A retained placenta is when the placenta does not spontaneously expel following childbirth. Small pieces of the placenta can remain inside the uterus, which can lead to hemorrhage (heavy vaginal bleeding). Symptoms may also include foul-smelling vaginal discharge, fever, chills, or weakness.
The placenta is typically expelled with uterine contractions following the birth. If contractions are not strong enough, the placenta may stay behind in the uterus. In cases of incomplete expulsion, the majority of the placenta comes out but small pieces can remain stuck to the wall of the uterus.
Treatment of a retained placenta involves removing the placental fragments, which may involve manual removal, medications and/or a surgical procedure called curettage.
Common symptoms
The main symptoms of a retained placenta include:
- Heavy vaginal bleeding (hemorrhage);
- Sticky, dark-red blood;
- Foul-smelling vaginal discharge;
- Fever (temperature >100.4 degrees Fahrenheit);
- Abdominal pain;
- Dizziness;
- Chills;
- Weakness.
It is important to seek urgent medical attention if you experience any of the above symptoms so that the condition can be identified and properly managed.
A retained placenta can also lead to endometritis (infection of the lining of the uterus). In more serious cases, bacteria can enter the bloodstream and result in a generalized, life-threatening infection.
Confirming a diagnosis
The diagnosis of a retained placenta is made by an obstetric provider. Following delivery of the placenta, the obstetric provider will examine the placenta to make sure it is intact.

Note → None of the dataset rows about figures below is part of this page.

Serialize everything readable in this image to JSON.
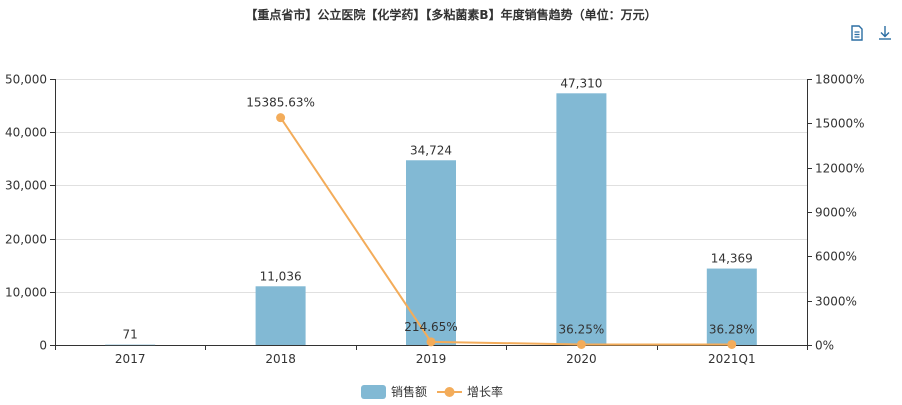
{
  "chart_data": {
    "type": "bar",
    "title": "【重点省市】公立医院【化学药】【多粘菌素B】年度销售趋势（单位：万元）",
    "categories": [
      "2017",
      "2018",
      "2019",
      "2020",
      "2021Q1"
    ],
    "series": [
      {
        "name": "销售额",
        "type": "bar",
        "axis": "left",
        "color": "#82b9d4",
        "values": [
          71,
          11036,
          34724,
          47310,
          14369
        ],
        "labels": [
          "71",
          "11,036",
          "34,724",
          "47,310",
          "14,369"
        ]
      },
      {
        "name": "增长率",
        "type": "line",
        "axis": "right",
        "color": "#f3ac5a",
        "values": [
          null,
          15385.63,
          214.65,
          36.25,
          36.28
        ],
        "labels": [
          "",
          "15385.63%",
          "214.65%",
          "36.25%",
          "36.28%"
        ]
      }
    ],
    "y_left": {
      "ylim": [
        0,
        50000
      ],
      "ticks": [
        0,
        10000,
        20000,
        30000,
        40000,
        50000
      ],
      "tick_labels": [
        "0",
        "10,000",
        "20,000",
        "30,000",
        "40,000",
        "50,000"
      ]
    },
    "y_right": {
      "ylim": [
        0,
        18000
      ],
      "ticks": [
        0,
        3000,
        6000,
        9000,
        12000,
        15000,
        18000
      ],
      "tick_labels": [
        "0%",
        "3000%",
        "6000%",
        "9000%",
        "12000%",
        "15000%",
        "18000%"
      ]
    },
    "grid": true,
    "legend": "bottom-center"
  },
  "toolbox": {
    "data_view_icon": "document-icon",
    "download_icon": "download-icon"
  }
}
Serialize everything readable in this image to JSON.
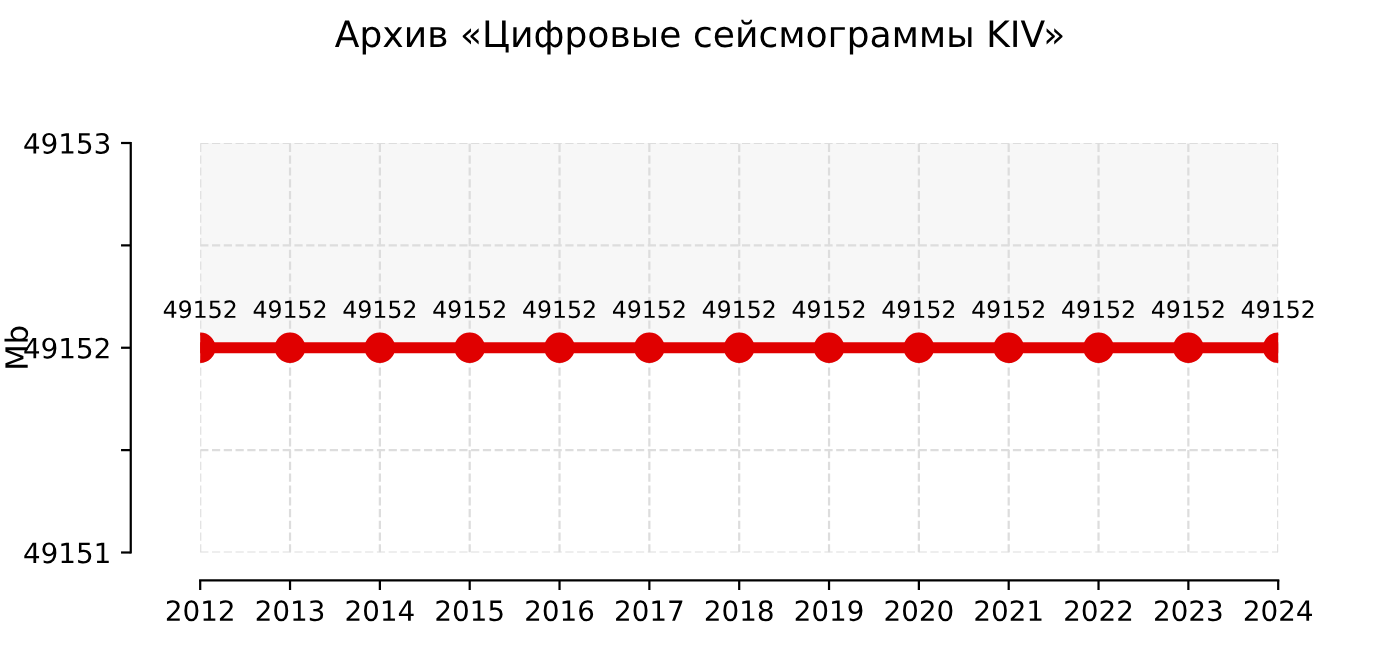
{
  "chart_data": {
    "type": "line",
    "title": "Архив «Цифровые сейсмограммы KIV»",
    "ylabel": "Mb",
    "categories": [
      "2012",
      "2013",
      "2014",
      "2015",
      "2016",
      "2017",
      "2018",
      "2019",
      "2020",
      "2021",
      "2022",
      "2023",
      "2024"
    ],
    "series": [
      {
        "color": "#e00000",
        "values": [
          49152,
          49152,
          49152,
          49152,
          49152,
          49152,
          49152,
          49152,
          49152,
          49152,
          49152,
          49152,
          49152
        ]
      }
    ],
    "ylim": [
      49151,
      49153
    ],
    "yticks": [
      49151,
      {
        "value": 49151.5,
        "label": null
      },
      49152,
      {
        "value": 49152.5,
        "label": null
      },
      49153
    ],
    "bands": [
      {
        "axis": "y",
        "from": 49152,
        "to": 49153,
        "color": "#f7f7f7"
      }
    ],
    "grid": true,
    "marker": "circle",
    "line_style": "solid",
    "data_labels": true
  }
}
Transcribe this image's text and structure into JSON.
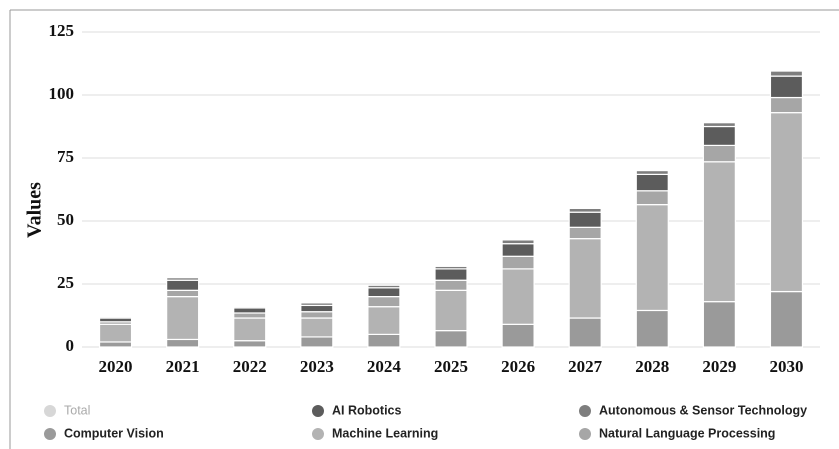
{
  "chart_data": {
    "type": "stacked_bar",
    "y_label": "Values",
    "categories": [
      "2020",
      "2021",
      "2022",
      "2023",
      "2024",
      "2025",
      "2026",
      "2027",
      "2028",
      "2029",
      "2030"
    ],
    "series": [
      {
        "name": "Total",
        "color": "#bdbdbd",
        "hidden": true
      },
      {
        "name": "AI Robotics",
        "color": "#5c5c5c",
        "values": [
          1.5,
          4,
          2,
          2.5,
          3.5,
          4.5,
          5,
          6,
          6.5,
          7.5,
          8.5
        ]
      },
      {
        "name": "Autonomous & Sensor Technology",
        "color": "#7e7e7e",
        "values": [
          0.5,
          1,
          0.5,
          1,
          1,
          1,
          1.5,
          1.5,
          1.5,
          1.5,
          2
        ]
      },
      {
        "name": "Computer Vision",
        "color": "#9a9a9a",
        "values": [
          2,
          3,
          2.5,
          4,
          5,
          6.5,
          9,
          11.5,
          14.5,
          18,
          22
        ]
      },
      {
        "name": "Machine Learning",
        "color": "#b3b3b3",
        "values": [
          7,
          17,
          9,
          7.5,
          11,
          16,
          22,
          31.5,
          42,
          55.5,
          71
        ]
      },
      {
        "name": "Natural Language Processing",
        "color": "#a6a6a6",
        "values": [
          1,
          2.5,
          2,
          2.5,
          4,
          4,
          5,
          4.5,
          5.5,
          6.5,
          6
        ]
      }
    ],
    "stack_order": [
      3,
      4,
      5,
      1,
      2
    ],
    "ylim": [
      0,
      125
    ],
    "yticks": [
      0,
      25,
      50,
      75,
      100,
      125
    ],
    "grid": true
  }
}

If the placenta appears to be incomplete, the obstetric provider will attempt to manually remove the rest of the placenta, sometimes with the help of an instrument called a surgical forceps.
An ultrasound may be used to examine the uterus, especially if the provider suspects that there still may be pieces of the placenta remaining in the uterus. Ultrasound examination and patient symptoms can be used together to confirm the diagnosis.
Possible causes
In the majority of cases, a retained placenta results from inadequate (weak) contractions following the birth.

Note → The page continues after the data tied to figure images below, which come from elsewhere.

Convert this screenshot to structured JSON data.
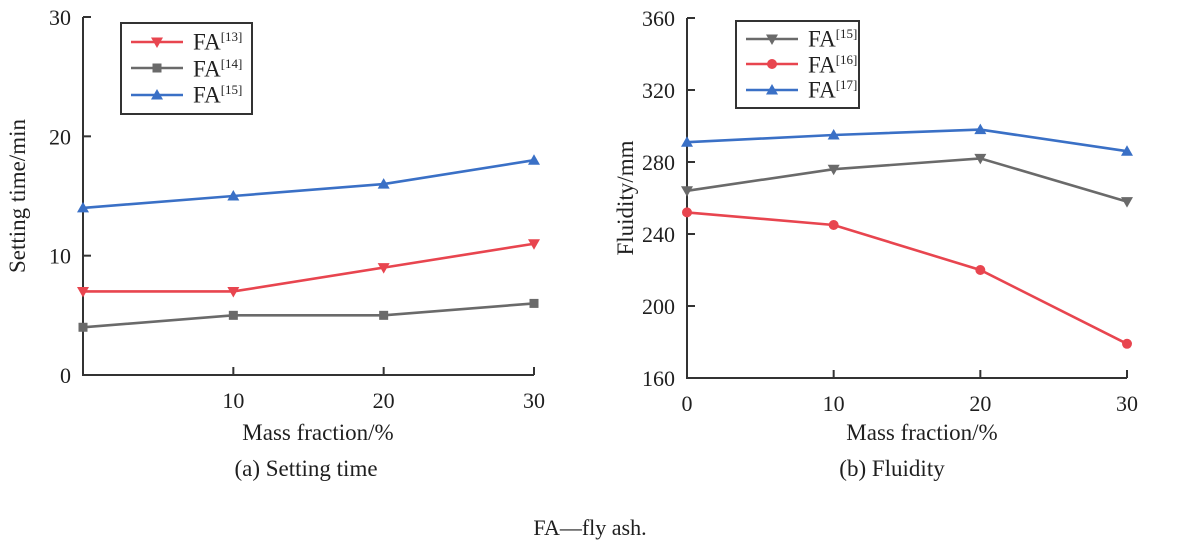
{
  "footnote": "FA—fly ash.",
  "colors": {
    "red": "#e8454f",
    "gray": "#6a6a6a",
    "blue": "#3a70c6",
    "axis": "#333333",
    "text": "#1f1f1f"
  },
  "chart_data": [
    {
      "type": "line",
      "title": "(a) Setting time",
      "xlabel": "Mass fraction/%",
      "ylabel": "Setting time/min",
      "x": [
        0,
        10,
        20,
        30
      ],
      "xticks": [
        10,
        20,
        30
      ],
      "xlim": [
        0,
        30
      ],
      "yticks": [
        0,
        10,
        20,
        30
      ],
      "ylim": [
        0,
        30
      ],
      "grid": false,
      "legend_position": "top-left-inside",
      "series": [
        {
          "name": "FA",
          "ref": "[13]",
          "color": "#e8454f",
          "marker": "triangle-down",
          "values": [
            7,
            7,
            9,
            11
          ]
        },
        {
          "name": "FA",
          "ref": "[14]",
          "color": "#6a6a6a",
          "marker": "square",
          "values": [
            4,
            5,
            5,
            6
          ]
        },
        {
          "name": "FA",
          "ref": "[15]",
          "color": "#3a70c6",
          "marker": "triangle-up",
          "values": [
            14,
            15,
            16,
            18
          ]
        }
      ]
    },
    {
      "type": "line",
      "title": "(b) Fluidity",
      "xlabel": "Mass fraction/%",
      "ylabel": "Fluidity/mm",
      "x": [
        0,
        10,
        20,
        30
      ],
      "xticks": [
        0,
        10,
        20,
        30
      ],
      "xlim": [
        0,
        30
      ],
      "yticks": [
        160,
        200,
        240,
        280,
        320,
        360
      ],
      "ylim": [
        160,
        360
      ],
      "grid": false,
      "legend_position": "top-left-inside",
      "series": [
        {
          "name": "FA",
          "ref": "[15]",
          "color": "#6a6a6a",
          "marker": "triangle-down",
          "values": [
            264,
            276,
            282,
            258
          ]
        },
        {
          "name": "FA",
          "ref": "[16]",
          "color": "#e8454f",
          "marker": "circle",
          "values": [
            252,
            245,
            220,
            179
          ]
        },
        {
          "name": "FA",
          "ref": "[17]",
          "color": "#3a70c6",
          "marker": "triangle-up",
          "values": [
            291,
            295,
            298,
            286
          ]
        }
      ]
    }
  ]
}
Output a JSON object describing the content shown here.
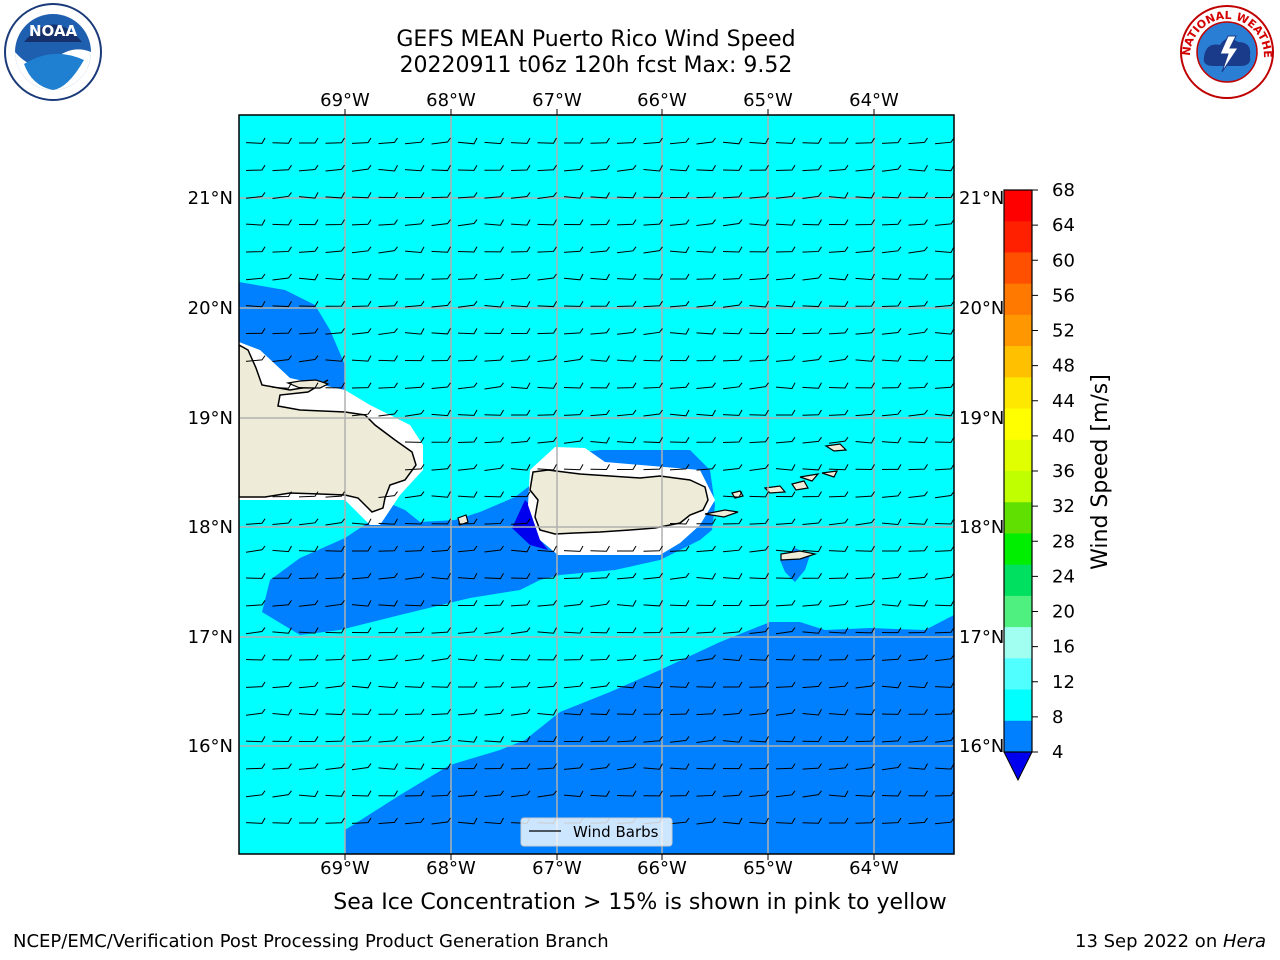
{
  "title": {
    "line1": "GEFS MEAN Puerto Rico Wind Speed",
    "line2": "20220911 t06z 120h fcst   Max: 9.52"
  },
  "map": {
    "lon_ticks": [
      "69°W",
      "68°W",
      "67°W",
      "66°W",
      "65°W",
      "64°W"
    ],
    "lat_ticks": [
      "21°N",
      "20°N",
      "19°N",
      "18°N",
      "17°N",
      "16°N"
    ],
    "legend_label": "Wind Barbs",
    "colors": {
      "ocean_fast": "#00ffff",
      "ocean_slow": "#0080ff",
      "ocean_min": "#0000ee",
      "land": "#eeecd8",
      "grid": "#b0b0b0"
    }
  },
  "colorbar": {
    "label": "Wind Speed [m/s]",
    "ticks": [
      "68",
      "64",
      "60",
      "56",
      "52",
      "48",
      "44",
      "40",
      "36",
      "32",
      "28",
      "24",
      "20",
      "16",
      "12",
      "8",
      "4"
    ],
    "colors": [
      "#ff0000",
      "#ff2000",
      "#ff5000",
      "#ff7800",
      "#ff9800",
      "#ffc000",
      "#ffe800",
      "#ffff00",
      "#e0ff00",
      "#c0ff00",
      "#60e000",
      "#00ee00",
      "#00e060",
      "#50f080",
      "#a0fff0",
      "#50ffff",
      "#00ffff",
      "#0080ff"
    ],
    "extend_color": "#0000ee"
  },
  "caption": "Sea Ice Concentration > 15% is shown in pink to yellow",
  "footer": {
    "left": "NCEP/EMC/Verification Post Processing Product Generation Branch",
    "right_prefix": "13 Sep 2022 on ",
    "right_machine": "Hera"
  },
  "logos": {
    "noaa_text": "NOAA",
    "nws_text": "NATIONAL WEATHER SERVICE"
  }
}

However, this condition can also occur if the cervix closes before the placenta is completely expelled or when the placenta is adhered (stuck) to the uterine muscles instead of the uterine lining. This is called placenta accreta.
Risk factors
Risk factors for a retained placenta include:
- Maternal age greater than 30;
- Premature birth less than 34 weeks gestation;
- A prolonged labor and delivery;
- Stillbirth.
Placental fragments can also remain in the uterus following a cesarean delivery (c-section), and even tiny pieces can lead to hemorrhage and infection.
Treatment options
Treatment of a retained placenta involves removal of the retained products by an obstetric provider. This may involve manual removal with or without the help of surgical instruments.

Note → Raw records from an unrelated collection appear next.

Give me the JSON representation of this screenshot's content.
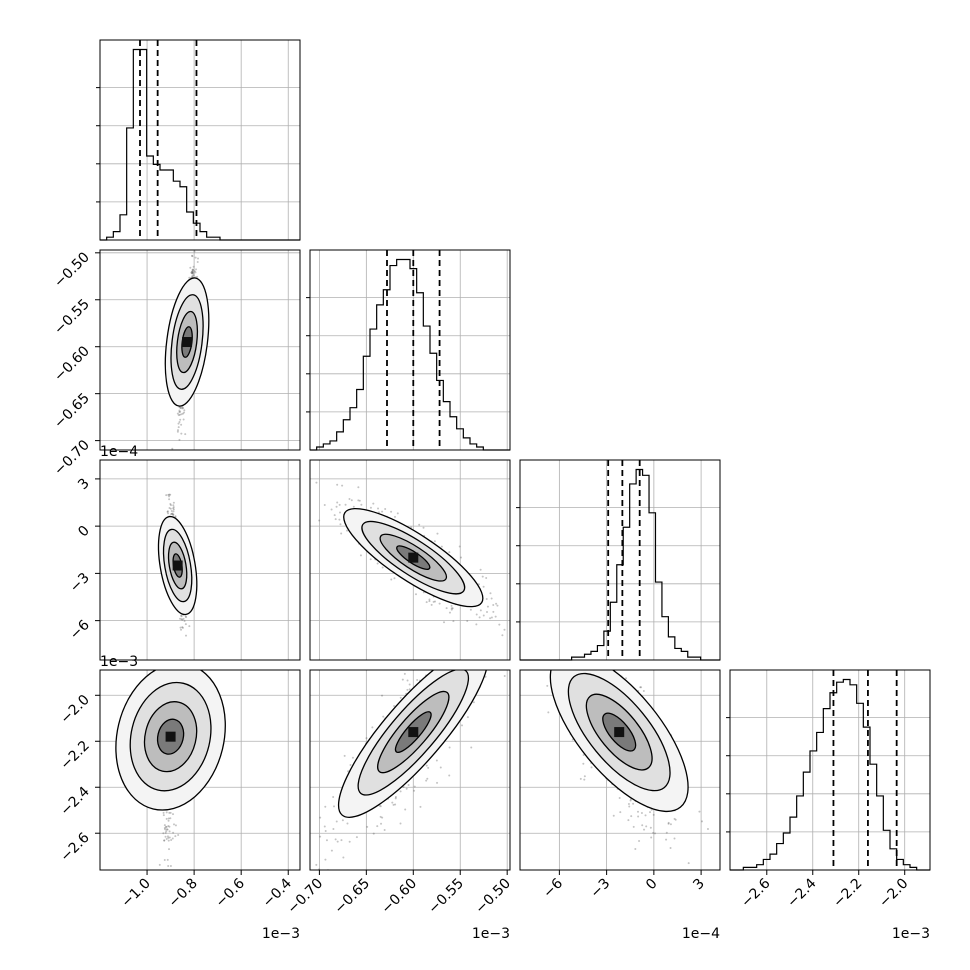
{
  "chart_data": {
    "type": "corner",
    "n_params": 4,
    "grid": true,
    "axis_ranges": [
      [
        -0.0012,
        -0.00035
      ],
      [
        -0.00071,
        -0.000497
      ],
      [
        -0.00085,
        0.00042
      ],
      [
        -0.00276,
        -0.00189
      ]
    ],
    "axis_ticks": [
      {
        "values": [
          -0.001,
          -0.0008,
          -0.0006,
          -0.0004
        ],
        "labels": [
          "−1.0",
          "−0.8",
          "−0.6",
          "−0.4"
        ],
        "offset": "1e−3"
      },
      {
        "values": [
          -0.0007,
          -0.00065,
          -0.0006,
          -0.00055,
          -0.0005
        ],
        "labels": [
          "−0.70",
          "−0.65",
          "−0.60",
          "−0.55",
          "−0.50"
        ],
        "offset": "1e−3"
      },
      {
        "values": [
          -0.0006,
          -0.0003,
          0,
          0.0003
        ],
        "labels": [
          "−6",
          "−3",
          "0",
          "3"
        ],
        "offset": "1e−4"
      },
      {
        "values": [
          -0.0026,
          -0.0024,
          -0.0022,
          -0.002
        ],
        "labels": [
          "−2.6",
          "−2.4",
          "−2.2",
          "−2.0"
        ],
        "offset": "1e−3"
      }
    ],
    "quantiles": [
      [
        -0.00103,
        -0.000955,
        -0.00079
      ],
      [
        -0.000628,
        -0.0006,
        -0.000572
      ],
      [
        -0.00029,
        -0.0002,
        -9e-05
      ],
      [
        -0.00231,
        -0.00216,
        -0.002035
      ]
    ],
    "histograms": [
      {
        "edges": [
          -0.0012,
          -0.00035
        ],
        "counts": [
          0,
          1,
          3,
          9,
          40,
          68,
          68,
          30,
          27,
          25,
          25,
          21,
          19,
          10,
          6,
          3,
          1,
          1,
          0,
          0,
          0,
          0,
          0,
          0,
          0,
          0,
          0,
          0,
          0,
          0
        ]
      },
      {
        "edges": [
          -0.00071,
          -0.000497
        ],
        "counts": [
          0,
          1,
          2,
          3,
          6,
          10,
          14,
          20,
          31,
          40,
          48,
          53,
          61,
          63,
          63,
          60,
          52,
          41,
          32,
          23,
          16,
          11,
          7,
          4,
          2,
          1,
          0,
          0,
          0,
          0
        ]
      },
      {
        "edges": [
          -0.00085,
          0.00042
        ],
        "counts": [
          0,
          0,
          0,
          0,
          0,
          0,
          0,
          0,
          1,
          1,
          2,
          3,
          5,
          10,
          20,
          33,
          46,
          61,
          66,
          64,
          51,
          27,
          15,
          8,
          4,
          3,
          1,
          1,
          0,
          0,
          0
        ]
      },
      {
        "edges": [
          -0.00276,
          -0.00189
        ],
        "counts": [
          0,
          0,
          1,
          1,
          2,
          4,
          6,
          10,
          14,
          20,
          28,
          37,
          45,
          52,
          61,
          67,
          71,
          72,
          70,
          63,
          54,
          40,
          28,
          15,
          8,
          4,
          2,
          1,
          0,
          0
        ]
      }
    ],
    "pairs": [
      {
        "x": 0,
        "y": 1,
        "center": [
          -0.00083,
          -0.000595
        ],
        "sigma": [
          1.35e-05,
          3.25e-05
        ],
        "corr": 0.82
      },
      {
        "x": 0,
        "y": 2,
        "center": [
          -0.00087,
          -0.00025
        ],
        "sigma": [
          1.35e-05,
          0.00015
        ],
        "corr": -0.78
      },
      {
        "x": 0,
        "y": 3,
        "center": [
          -0.0009,
          -0.00218
        ],
        "sigma": [
          1.35e-05,
          0.00018
        ],
        "corr": 0.32
      },
      {
        "x": 1,
        "y": 2,
        "center": [
          -0.0006,
          -0.0002
        ],
        "sigma": [
          3.25e-05,
          0.00015
        ],
        "corr": -0.85
      },
      {
        "x": 1,
        "y": 3,
        "center": [
          -0.0006,
          -0.00216
        ],
        "sigma": [
          3.25e-05,
          0.00018
        ],
        "corr": 0.86
      },
      {
        "x": 2,
        "y": 3,
        "center": [
          -0.00022,
          -0.00216
        ],
        "sigma": [
          0.00015,
          0.00018
        ],
        "corr": -0.7
      }
    ]
  }
}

Medications like misoprostol or oxytocin may be used to help the uterus contract, facilitating expulsion of the placenta.
A retained placenta may require surgical intervention, in which a doctor removes the pieces of placenta under ultrasound guidance using an instrument called a curette. Antibiotics will also be administered to prevent or treat an infection.
In the case of placenta accreta, a blood transfusion or even hysterectomy (surgery to remove the uterus) may be indicated in the event of a severe hemorrhage.
Post-op instructions
Recommendations following uterine curettage include rest and avoiding placing anything in the vagina. This means not having sex and avoiding the use of tampons, douches, and menstrual cups. Make sure to confirm with your doctor when you can resume your normal activities.